The core question
You have $500 extra this month. Your student loan charges 6% interest. The stock market has historically returned around 10% per year. Should you throw that $500 at the loan, or invest it?
This is one of the most common personal finance dilemmas, and the answer is not always intuitive. Here is the framework.
The break-even interest rate
The mathematical comparison is straightforward: compare your debt's after-tax interest rate against your expected after-tax investment return.
If your debt interest rate is higher than your expected investment return, paying down debt wins mathematically.

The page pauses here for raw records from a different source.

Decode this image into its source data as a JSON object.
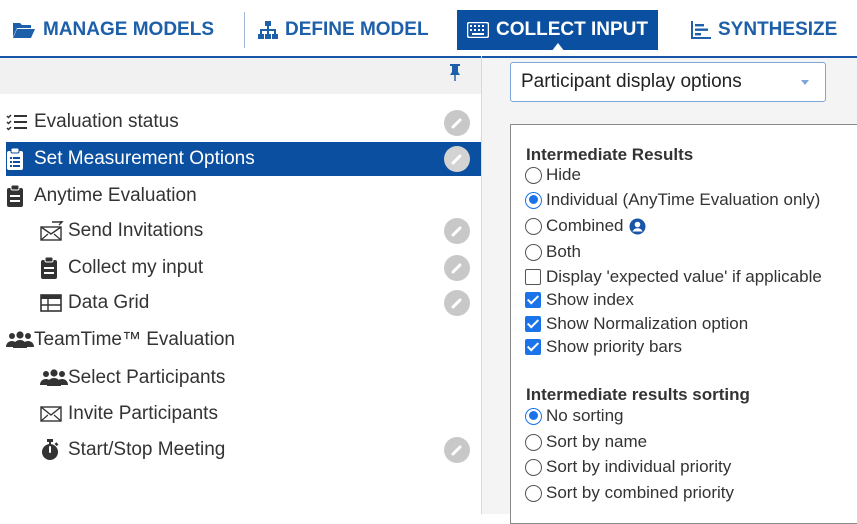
{
  "tabs": [
    {
      "label": "MANAGE MODELS",
      "icon": "folder-open-icon",
      "active": false
    },
    {
      "label": "DEFINE MODEL",
      "icon": "hierarchy-icon",
      "active": false
    },
    {
      "label": "COLLECT INPUT",
      "icon": "keyboard-icon",
      "active": true
    },
    {
      "label": "SYNTHESIZE",
      "icon": "bar-list-icon",
      "active": false
    }
  ],
  "colors": {
    "accent": "#0b4fa0",
    "tab_text": "#1d5fa8",
    "check_blue": "#1a73e8"
  },
  "sidebar": {
    "items": [
      {
        "label": "Evaluation status",
        "icon": "checklist-icon"
      },
      {
        "label": "Set Measurement Options",
        "icon": "clipboard-list-icon",
        "selected": true
      },
      {
        "label": "Anytime Evaluation",
        "icon": "clipboard-icon"
      },
      {
        "label": "Send Invitations",
        "icon": "envelope-send-icon"
      },
      {
        "label": "Collect my input",
        "icon": "clipboard-icon"
      },
      {
        "label": "Data Grid",
        "icon": "table-icon"
      },
      {
        "label": "TeamTime™ Evaluation",
        "icon": "users-icon"
      },
      {
        "label": "Select Participants",
        "icon": "users-icon"
      },
      {
        "label": "Invite Participants",
        "icon": "envelope-icon"
      },
      {
        "label": "Start/Stop Meeting",
        "icon": "stopwatch-icon"
      }
    ]
  },
  "main": {
    "dropdown": {
      "selected": "Participant display options"
    },
    "intermediate_results": {
      "title": "Intermediate Results",
      "options": [
        "Hide",
        "Individual (AnyTime Evaluation only)",
        "Combined",
        "Both"
      ],
      "selected_index": 1,
      "checkboxes": [
        {
          "label": "Display 'expected value' if applicable",
          "checked": false
        },
        {
          "label": "Show index",
          "checked": true
        },
        {
          "label": "Show Normalization option",
          "checked": true
        },
        {
          "label": "Show priority bars",
          "checked": true
        }
      ]
    },
    "sorting": {
      "title": "Intermediate results sorting",
      "options": [
        "No sorting",
        "Sort by name",
        "Sort by individual priority",
        "Sort by combined priority"
      ],
      "selected_index": 0
    }
  }
}
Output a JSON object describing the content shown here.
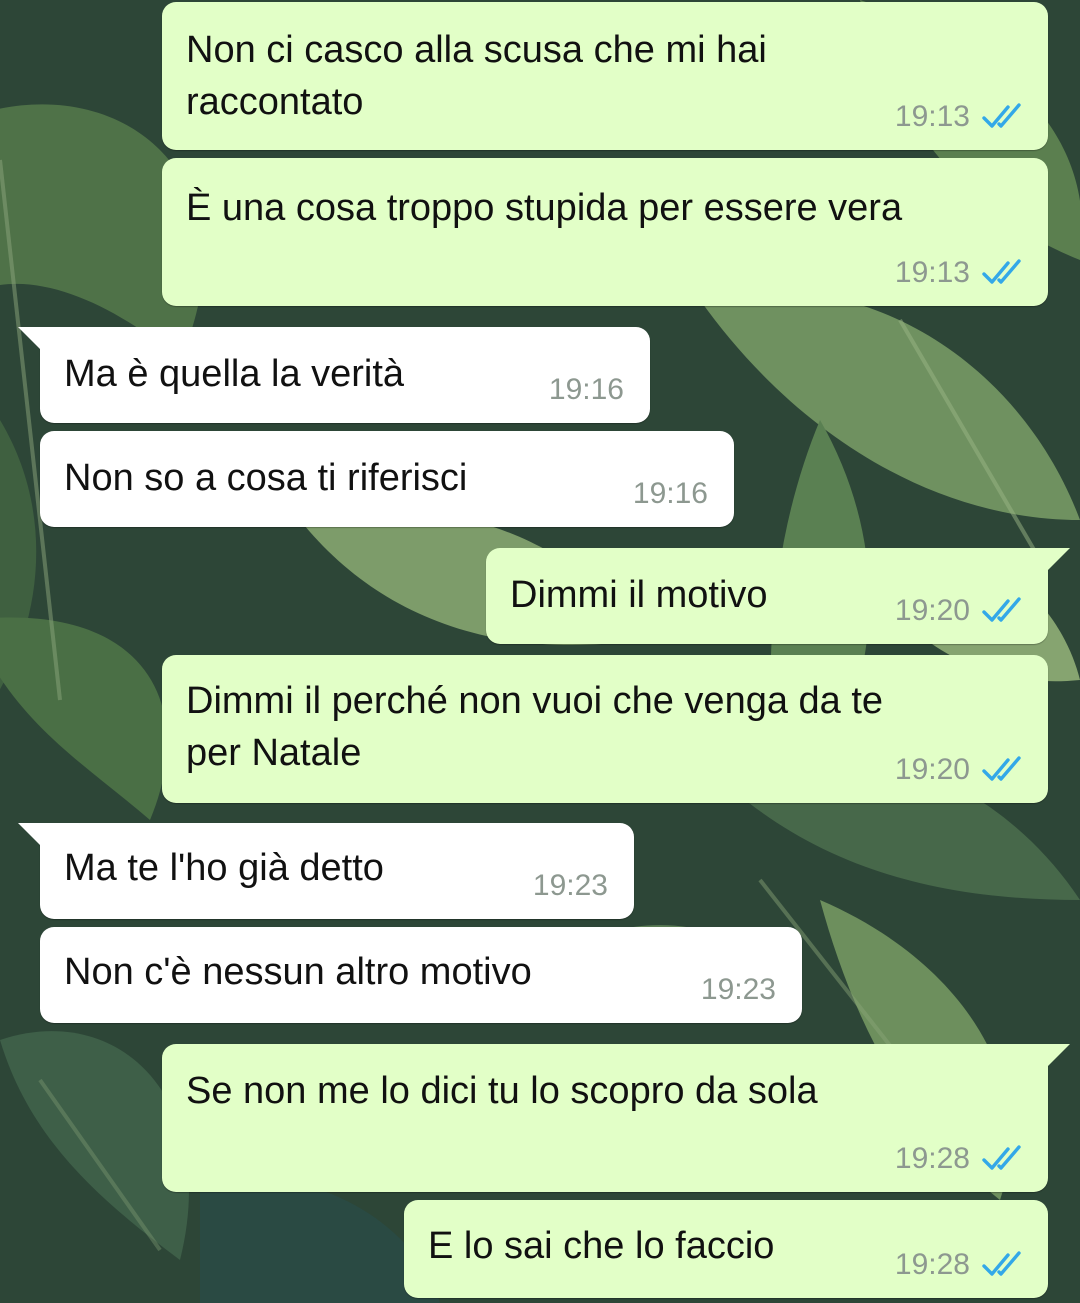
{
  "chat": {
    "colors": {
      "outgoing_bubble": "#e2ffc7",
      "incoming_bubble": "#ffffff",
      "read_ticks": "#33a8e8",
      "timestamp": "#8d9890"
    },
    "status_icon": "double-check-read-icon",
    "messages": [
      {
        "direction": "outgoing",
        "lines": [
          "Non ci casco alla scusa che mi hai",
          "raccontato"
        ],
        "time": "19:13",
        "status": "read"
      },
      {
        "direction": "outgoing",
        "lines": [
          "È una cosa troppo stupida per essere vera"
        ],
        "time": "19:13",
        "status": "read"
      },
      {
        "direction": "incoming",
        "lines": [
          "Ma è quella la verità"
        ],
        "time": "19:16"
      },
      {
        "direction": "incoming",
        "lines": [
          "Non so a cosa ti riferisci"
        ],
        "time": "19:16"
      },
      {
        "direction": "outgoing",
        "lines": [
          "Dimmi il motivo"
        ],
        "time": "19:20",
        "status": "read"
      },
      {
        "direction": "outgoing",
        "lines": [
          "Dimmi il perché non vuoi che venga da te",
          "per Natale"
        ],
        "time": "19:20",
        "status": "read"
      },
      {
        "direction": "incoming",
        "lines": [
          "Ma te l'ho già detto"
        ],
        "time": "19:23"
      },
      {
        "direction": "incoming",
        "lines": [
          "Non c'è nessun altro motivo"
        ],
        "time": "19:23"
      },
      {
        "direction": "outgoing",
        "lines": [
          "Se non me lo dici tu lo scopro da sola"
        ],
        "time": "19:28",
        "status": "read"
      },
      {
        "direction": "outgoing",
        "lines": [
          "E lo sai che lo faccio"
        ],
        "time": "19:28",
        "status": "read"
      }
    ]
  }
}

If your debt interest rate is lower than your expected investment return, investing wins mathematically.
A practical rule of thumb
Most personal finance practitioners use this rough guide:
- Below 4% interest rate: Almost always invest rather than pay down early.
- 4–7% interest rate: Personal judgment call. Both are reasonable.

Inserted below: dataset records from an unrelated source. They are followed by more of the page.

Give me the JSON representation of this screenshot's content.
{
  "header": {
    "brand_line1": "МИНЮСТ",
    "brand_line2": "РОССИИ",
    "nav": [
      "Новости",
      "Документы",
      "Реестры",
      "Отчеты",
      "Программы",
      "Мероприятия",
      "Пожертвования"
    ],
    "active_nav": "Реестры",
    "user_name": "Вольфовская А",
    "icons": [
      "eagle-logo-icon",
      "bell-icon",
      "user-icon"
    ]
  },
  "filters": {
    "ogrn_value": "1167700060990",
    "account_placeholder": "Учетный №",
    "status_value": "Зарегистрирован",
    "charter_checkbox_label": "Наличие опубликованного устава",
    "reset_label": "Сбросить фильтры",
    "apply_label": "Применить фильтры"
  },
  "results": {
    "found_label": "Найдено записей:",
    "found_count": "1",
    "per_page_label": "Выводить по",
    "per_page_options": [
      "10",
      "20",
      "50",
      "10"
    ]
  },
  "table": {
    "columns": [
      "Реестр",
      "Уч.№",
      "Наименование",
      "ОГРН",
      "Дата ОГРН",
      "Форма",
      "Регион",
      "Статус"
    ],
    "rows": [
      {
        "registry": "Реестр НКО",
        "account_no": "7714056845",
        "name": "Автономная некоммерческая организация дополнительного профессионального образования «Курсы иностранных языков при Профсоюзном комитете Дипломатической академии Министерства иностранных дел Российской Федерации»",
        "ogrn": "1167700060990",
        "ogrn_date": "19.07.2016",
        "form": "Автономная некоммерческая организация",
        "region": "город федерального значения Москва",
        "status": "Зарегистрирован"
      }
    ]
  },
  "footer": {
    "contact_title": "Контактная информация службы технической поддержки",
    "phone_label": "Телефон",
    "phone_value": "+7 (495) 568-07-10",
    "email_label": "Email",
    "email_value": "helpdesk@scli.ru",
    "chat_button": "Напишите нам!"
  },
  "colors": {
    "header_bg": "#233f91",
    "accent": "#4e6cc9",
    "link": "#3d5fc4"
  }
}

- Above 7% interest rate: Pay down debt aggressively before investing beyond your employer match.
- Credit card debt (15–30%): Always attack first. There is no investment that reliably returns 20% annually.
The employer match changes everything
If your employer matches your 401(k) contributions, always contribute at least enough to get the full match before paying down any debt. A 50% or 100% match is a guaranteed immediate return that no debt payoff can compete with.

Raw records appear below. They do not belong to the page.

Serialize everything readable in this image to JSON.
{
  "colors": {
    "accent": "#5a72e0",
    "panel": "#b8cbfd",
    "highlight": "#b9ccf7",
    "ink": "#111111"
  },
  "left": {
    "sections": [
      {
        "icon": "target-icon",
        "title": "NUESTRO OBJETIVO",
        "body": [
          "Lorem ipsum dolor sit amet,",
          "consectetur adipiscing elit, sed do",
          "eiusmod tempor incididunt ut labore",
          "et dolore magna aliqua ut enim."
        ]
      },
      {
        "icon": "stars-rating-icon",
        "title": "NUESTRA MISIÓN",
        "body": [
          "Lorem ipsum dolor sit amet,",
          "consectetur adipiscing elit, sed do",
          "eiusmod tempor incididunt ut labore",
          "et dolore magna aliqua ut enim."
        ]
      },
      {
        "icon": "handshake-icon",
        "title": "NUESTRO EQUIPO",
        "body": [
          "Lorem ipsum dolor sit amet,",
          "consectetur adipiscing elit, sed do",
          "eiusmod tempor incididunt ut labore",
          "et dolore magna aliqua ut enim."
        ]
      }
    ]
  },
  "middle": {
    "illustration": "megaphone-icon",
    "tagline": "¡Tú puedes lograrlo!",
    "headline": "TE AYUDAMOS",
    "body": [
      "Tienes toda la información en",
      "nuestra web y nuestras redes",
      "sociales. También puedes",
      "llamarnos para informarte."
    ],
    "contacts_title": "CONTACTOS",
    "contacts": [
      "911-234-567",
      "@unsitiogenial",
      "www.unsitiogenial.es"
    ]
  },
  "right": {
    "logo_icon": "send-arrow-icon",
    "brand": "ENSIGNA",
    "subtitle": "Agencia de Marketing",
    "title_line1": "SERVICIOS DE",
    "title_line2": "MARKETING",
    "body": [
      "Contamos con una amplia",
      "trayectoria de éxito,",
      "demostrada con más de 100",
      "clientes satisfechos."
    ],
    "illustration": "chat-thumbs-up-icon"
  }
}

The psychological factor matters
Many people know intellectually that their 3.5% mortgage rate means they would be better off investing excess cash — but the weight of having debt affects their sleep and their risk tolerance.
There is real value in being debt-free even if a spreadsheet says it was suboptimal.
The hybrid approach
1. Get the full employer retirement match (non-negotiable) 2. Pay minimums on all debts 3. Build a small emergency fund ($1,000–$2,000 to start) 4. Attack your highest-interest debt aggressively 5. Once high-interest debt is cleared, redirect that payment to both debt and investing simultaneously
The bottom line
The one-sentence version: pay off any debt above 7% before investing beyond your employer match. Below 7%, investing in tax-advantaged accounts usually wins mathematically over the long run.
But the honest answer is that for debt in the 4–7% range, both choices are defensible. The best choice is the one you will actually stick with.